The other day I walked the 3.5K jungle trail to Punta Cahuita in the National Park. The trail follows the incredibly beautiful coastline on one side with a picture perfect private beach around every turn. On the other side of the trail is the lush protected tropical rain forest full of abundance and life. At certain points the trail edges deeper and deeper into the jungle and farther from the sea.
This is the domain of the White Faced Capuchins "Monkeys" otherwise known as "The Terrorists of the Trees" My neighbor, Elena from Quebec was walking the path from Puerto Vargas back to Cahuita when an aggressive male white face came down from the trees after stalking her for some time. They always look you straight in the eye to kind of size you up. Then without warning the bugger jumped on to her backpack and ripped it off her back. After undoing the zipper and finding no food, the critter tried to steal her camera. Elena was able to shoe away the rascal but not without some trepidation.
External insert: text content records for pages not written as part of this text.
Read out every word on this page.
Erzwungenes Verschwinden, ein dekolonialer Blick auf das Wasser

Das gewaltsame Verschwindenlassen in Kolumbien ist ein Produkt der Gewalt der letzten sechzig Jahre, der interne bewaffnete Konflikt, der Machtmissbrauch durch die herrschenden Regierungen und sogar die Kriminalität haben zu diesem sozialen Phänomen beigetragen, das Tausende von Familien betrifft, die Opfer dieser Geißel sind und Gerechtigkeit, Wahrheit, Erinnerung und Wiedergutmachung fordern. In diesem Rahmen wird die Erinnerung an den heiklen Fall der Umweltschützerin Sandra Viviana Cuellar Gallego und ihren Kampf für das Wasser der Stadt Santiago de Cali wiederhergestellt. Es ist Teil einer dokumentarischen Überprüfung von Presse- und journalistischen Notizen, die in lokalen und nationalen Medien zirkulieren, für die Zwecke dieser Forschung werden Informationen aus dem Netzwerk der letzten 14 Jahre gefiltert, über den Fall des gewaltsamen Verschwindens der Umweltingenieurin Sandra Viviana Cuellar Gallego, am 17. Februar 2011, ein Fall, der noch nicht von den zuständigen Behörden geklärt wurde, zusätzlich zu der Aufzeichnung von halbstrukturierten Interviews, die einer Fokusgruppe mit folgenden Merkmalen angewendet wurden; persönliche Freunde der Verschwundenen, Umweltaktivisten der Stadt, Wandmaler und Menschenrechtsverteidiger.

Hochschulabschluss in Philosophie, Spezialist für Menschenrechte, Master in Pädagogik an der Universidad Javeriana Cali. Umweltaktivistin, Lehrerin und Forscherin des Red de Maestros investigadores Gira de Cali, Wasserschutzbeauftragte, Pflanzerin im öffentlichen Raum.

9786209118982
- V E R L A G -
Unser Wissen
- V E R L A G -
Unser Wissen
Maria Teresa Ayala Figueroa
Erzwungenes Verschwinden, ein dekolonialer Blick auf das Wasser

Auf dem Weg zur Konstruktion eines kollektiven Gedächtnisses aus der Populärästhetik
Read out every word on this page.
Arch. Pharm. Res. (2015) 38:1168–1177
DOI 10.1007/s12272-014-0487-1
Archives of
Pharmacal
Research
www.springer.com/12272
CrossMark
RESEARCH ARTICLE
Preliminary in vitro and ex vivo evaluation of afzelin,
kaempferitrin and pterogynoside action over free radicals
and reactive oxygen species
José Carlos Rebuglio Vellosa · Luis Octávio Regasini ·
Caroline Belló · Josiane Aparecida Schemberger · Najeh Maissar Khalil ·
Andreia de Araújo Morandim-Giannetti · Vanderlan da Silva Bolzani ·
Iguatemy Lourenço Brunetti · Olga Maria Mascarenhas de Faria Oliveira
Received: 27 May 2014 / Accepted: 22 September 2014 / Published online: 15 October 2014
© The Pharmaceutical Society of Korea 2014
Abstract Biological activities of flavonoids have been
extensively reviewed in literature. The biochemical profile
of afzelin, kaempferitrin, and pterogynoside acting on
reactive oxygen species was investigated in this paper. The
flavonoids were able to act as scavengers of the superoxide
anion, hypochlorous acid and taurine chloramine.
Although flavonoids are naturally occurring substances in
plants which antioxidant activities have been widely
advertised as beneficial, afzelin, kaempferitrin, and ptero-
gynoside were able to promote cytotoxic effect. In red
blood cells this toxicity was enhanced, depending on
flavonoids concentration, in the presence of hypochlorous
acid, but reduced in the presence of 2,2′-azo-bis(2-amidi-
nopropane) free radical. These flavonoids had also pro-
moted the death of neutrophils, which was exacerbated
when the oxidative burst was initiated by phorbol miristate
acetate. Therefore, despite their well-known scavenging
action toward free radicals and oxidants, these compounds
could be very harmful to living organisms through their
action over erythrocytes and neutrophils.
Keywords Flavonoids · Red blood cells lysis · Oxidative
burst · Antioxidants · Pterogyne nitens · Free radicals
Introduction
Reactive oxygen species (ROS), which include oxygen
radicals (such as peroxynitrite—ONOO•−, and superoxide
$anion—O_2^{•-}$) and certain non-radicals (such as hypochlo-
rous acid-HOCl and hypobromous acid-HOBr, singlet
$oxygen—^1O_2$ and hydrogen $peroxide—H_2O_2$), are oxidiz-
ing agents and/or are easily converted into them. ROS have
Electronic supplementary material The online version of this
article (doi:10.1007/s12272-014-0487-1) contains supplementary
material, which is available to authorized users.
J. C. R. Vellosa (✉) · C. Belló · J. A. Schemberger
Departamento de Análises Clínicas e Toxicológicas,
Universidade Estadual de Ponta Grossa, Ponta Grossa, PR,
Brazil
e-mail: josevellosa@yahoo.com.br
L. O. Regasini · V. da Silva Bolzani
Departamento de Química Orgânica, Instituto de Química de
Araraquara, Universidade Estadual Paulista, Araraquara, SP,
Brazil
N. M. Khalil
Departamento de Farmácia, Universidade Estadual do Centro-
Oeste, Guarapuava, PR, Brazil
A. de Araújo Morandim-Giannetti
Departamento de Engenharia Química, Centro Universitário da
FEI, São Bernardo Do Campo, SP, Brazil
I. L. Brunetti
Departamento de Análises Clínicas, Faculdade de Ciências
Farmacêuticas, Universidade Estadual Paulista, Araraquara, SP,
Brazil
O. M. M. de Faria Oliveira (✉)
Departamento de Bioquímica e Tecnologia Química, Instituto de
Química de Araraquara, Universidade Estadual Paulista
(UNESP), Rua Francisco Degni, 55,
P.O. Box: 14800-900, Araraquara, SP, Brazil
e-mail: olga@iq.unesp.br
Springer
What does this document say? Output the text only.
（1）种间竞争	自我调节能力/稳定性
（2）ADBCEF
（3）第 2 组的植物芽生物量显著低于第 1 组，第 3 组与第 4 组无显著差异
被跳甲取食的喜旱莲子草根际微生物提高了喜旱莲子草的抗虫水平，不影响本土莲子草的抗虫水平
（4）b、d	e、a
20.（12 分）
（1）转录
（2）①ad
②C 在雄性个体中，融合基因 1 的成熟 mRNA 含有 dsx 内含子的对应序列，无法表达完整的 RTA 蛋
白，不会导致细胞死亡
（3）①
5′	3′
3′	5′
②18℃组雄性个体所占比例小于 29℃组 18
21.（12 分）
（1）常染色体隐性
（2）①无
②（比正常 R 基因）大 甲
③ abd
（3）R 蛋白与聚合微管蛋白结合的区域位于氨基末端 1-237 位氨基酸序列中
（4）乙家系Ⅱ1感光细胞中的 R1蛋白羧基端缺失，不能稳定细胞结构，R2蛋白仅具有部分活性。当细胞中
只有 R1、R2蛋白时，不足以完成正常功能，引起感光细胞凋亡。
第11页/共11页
On another occasion I came upon a friendly Tico family having a pleasant picnic on the beach at the point. I quietly watched the pack of white faces maneuvering all around the chicken that was roasting on the grill. Finally one of the rascals was hanging by one arm right over the chicken. He reached down with his other hand and grabbed a piece of the meat but it being rather hot, was dropped immediately by the primate with a sharp yelp! Dinner was saved if only temporarily.
On my way back I watched as a troop of about 25 Howler monkeys, including babies, crossed the path on trees only about 20 feet over my head. The babies would stop and eat and then clumbsily struggle to catch the group. There was no overbearing mother nearby so it appears that they feel very safe with the kids on their own.
The many rivers, the volcanic soil and abundant rainfall make this part of the world an ecological paradise where almost anything will grow well. Fruit trees abound. Nothing goes without full and complete nourishment from the land or the sea.